My client had by choice not seen her mother for over a year and at the close of therapy she felt confident about inviting her mother to visit. The mother arrived and began her old patterns of criticism and manipulation, but my client, having resolved her own issues, simply observed the behavior, and did not get triggered. This new pattern caused her mother to become confused and agitated; the game was no longer in play, and the anticipated responses were not forthcoming. On the fifth day of the visit, the mother became ill and stayed in bed for three days. When she emerged from her room her barriers had fallen down and she seemed to be asking where she could go from there. The daughter recognized the change and began to relate to her mother from a position of love and on an adult-adult basis.

Within this relationship, neither mother nor daughter was able to change the other. But when the daughter healed herself, both were able to change their behavior in response. After five years the love, care, and nurturing of each other has continued to grow. With merely behavior modification or confrontation, the core of the problems and the negative energy from the present and past lives would never have been resolved and the personal relationship would not have been healed.

As people heal themselves they often decide to heal their families and now have the tools to do so. One patient who worked with me over a three year time frame was able to trace abuse through her mother, grandmother, and great-grandmother. She suspected it went into even earlier generations. She has brought the abuse out into the open and is in the process of getting her family into therapy. She is determined that the pattern of abuse will not go into future generations.

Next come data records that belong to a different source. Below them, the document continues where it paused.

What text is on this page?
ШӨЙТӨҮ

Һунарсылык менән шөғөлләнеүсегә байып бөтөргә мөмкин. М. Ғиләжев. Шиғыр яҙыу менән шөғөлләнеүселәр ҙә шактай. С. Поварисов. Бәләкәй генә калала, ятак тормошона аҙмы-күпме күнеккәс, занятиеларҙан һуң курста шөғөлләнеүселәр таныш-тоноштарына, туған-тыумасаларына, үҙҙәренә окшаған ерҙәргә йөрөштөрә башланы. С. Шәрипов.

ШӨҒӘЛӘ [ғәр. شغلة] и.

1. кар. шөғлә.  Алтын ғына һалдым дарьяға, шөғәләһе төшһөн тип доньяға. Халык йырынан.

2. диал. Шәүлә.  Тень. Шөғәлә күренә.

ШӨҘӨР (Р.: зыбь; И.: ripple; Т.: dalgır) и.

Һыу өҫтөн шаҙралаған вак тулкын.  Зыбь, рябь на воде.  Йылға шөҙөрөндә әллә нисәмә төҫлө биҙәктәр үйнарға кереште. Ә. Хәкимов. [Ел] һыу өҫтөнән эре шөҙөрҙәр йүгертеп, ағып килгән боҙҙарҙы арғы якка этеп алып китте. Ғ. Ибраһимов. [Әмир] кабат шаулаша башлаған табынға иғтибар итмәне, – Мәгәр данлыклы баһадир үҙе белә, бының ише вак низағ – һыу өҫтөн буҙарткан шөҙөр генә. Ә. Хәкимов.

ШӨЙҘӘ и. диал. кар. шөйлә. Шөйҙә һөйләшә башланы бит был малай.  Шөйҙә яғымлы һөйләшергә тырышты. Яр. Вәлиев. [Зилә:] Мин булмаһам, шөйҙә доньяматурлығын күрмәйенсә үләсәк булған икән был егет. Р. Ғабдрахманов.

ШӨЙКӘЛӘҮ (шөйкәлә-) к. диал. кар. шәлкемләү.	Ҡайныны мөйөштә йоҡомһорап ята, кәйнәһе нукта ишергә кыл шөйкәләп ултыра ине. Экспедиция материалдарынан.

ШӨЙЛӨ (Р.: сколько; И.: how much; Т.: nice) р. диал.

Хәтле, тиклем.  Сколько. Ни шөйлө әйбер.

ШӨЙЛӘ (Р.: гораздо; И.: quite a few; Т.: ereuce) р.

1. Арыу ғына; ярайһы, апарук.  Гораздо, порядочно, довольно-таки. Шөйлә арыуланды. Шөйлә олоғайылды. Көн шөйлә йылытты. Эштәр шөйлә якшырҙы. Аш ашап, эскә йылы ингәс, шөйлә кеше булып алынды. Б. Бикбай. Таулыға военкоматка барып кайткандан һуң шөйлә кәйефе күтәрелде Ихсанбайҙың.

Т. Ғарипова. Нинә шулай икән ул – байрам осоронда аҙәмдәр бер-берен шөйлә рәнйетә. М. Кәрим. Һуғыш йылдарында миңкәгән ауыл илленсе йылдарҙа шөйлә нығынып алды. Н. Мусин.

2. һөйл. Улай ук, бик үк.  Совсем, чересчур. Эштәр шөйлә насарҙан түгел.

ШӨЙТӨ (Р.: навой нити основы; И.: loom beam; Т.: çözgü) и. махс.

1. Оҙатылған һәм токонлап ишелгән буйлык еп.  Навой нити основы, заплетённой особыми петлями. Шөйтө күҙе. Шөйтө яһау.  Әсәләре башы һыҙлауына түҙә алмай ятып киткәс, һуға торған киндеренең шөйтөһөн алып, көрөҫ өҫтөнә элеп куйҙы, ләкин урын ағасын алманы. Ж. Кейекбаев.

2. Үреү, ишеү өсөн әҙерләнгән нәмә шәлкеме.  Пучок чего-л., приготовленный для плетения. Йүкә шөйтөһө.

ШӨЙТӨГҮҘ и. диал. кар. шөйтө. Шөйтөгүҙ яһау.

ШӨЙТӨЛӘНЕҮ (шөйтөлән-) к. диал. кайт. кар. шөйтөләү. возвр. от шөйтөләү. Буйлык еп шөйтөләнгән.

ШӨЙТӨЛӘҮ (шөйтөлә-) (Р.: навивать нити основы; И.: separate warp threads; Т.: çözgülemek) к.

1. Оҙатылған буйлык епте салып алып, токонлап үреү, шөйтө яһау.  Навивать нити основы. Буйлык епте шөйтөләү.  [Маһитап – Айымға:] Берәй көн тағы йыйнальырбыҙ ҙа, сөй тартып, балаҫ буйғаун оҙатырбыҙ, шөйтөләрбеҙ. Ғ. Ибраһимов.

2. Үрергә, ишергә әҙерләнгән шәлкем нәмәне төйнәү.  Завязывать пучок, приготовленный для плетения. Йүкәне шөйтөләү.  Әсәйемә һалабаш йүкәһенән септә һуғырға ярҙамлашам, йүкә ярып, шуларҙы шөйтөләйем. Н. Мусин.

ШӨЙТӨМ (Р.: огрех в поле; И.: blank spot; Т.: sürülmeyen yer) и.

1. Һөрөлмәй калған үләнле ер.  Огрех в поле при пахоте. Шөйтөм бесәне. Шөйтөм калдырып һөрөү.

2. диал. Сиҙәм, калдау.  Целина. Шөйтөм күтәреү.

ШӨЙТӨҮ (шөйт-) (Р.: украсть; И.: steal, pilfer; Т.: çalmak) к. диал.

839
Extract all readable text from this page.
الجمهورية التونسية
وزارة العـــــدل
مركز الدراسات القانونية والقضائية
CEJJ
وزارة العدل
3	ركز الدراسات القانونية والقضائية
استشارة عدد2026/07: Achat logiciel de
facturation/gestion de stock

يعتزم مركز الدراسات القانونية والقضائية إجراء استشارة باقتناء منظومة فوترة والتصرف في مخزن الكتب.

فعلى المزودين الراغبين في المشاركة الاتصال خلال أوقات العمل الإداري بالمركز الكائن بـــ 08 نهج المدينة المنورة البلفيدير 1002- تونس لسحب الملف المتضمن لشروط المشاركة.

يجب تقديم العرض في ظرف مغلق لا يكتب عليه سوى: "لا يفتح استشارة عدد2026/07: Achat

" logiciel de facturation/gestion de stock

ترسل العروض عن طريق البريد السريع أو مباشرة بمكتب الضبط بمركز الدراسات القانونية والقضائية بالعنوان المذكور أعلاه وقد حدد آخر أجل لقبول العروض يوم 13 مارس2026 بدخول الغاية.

Parent Selection and Core Issues

From the standpoint of ongoing lifetimes and the fact that we take the overview position between lives, parents are often selected because of the experience they can provide, not in accordance with present-life logic. If a person dies with intense, negative emotion characterizing the process, or experiences a violent, unexpected, or unaccepted death, he can incarnate quickly with the emotions and viewpoints at the time of death still intact. Parents are then selected because they provide an arena for the individual to act out the unresolved emotions. Because these emotions are frequently connected with core issues that thread through other lifetimes, the therapist may prefer not to start with the parents per se, but with issues associated with the parent relationship.

Children of abusive parents are particularly unable to deal with parents directly when they first come into therapy, and abnegation of the childhood is a common coping mechanism. Their perspective of themselves and the world is warped, with few sane reference points or positive role models. Going into past lives and coming forward into the present life provides accurate childhood recall as well as locates trigger points of core issues. Recalling positive past lives is of particular value in these cases because such lives bring forward positive feelings from the past and anchor them in the present life body.

Conclusions

When working with a patient who has difficulties in personal relationships, it is often helpful to regress the patient into an earlier lifetime in which he has had negative experiences with a particular individual. Core issues associated with or exacerbated by that particular relationship can then be resolved. Completing core issues not only resolves difficulties in specific relationships but eliminates entire negative, subconscious reactive programs and moves the patient into a position of conscious choice in the present lifetime.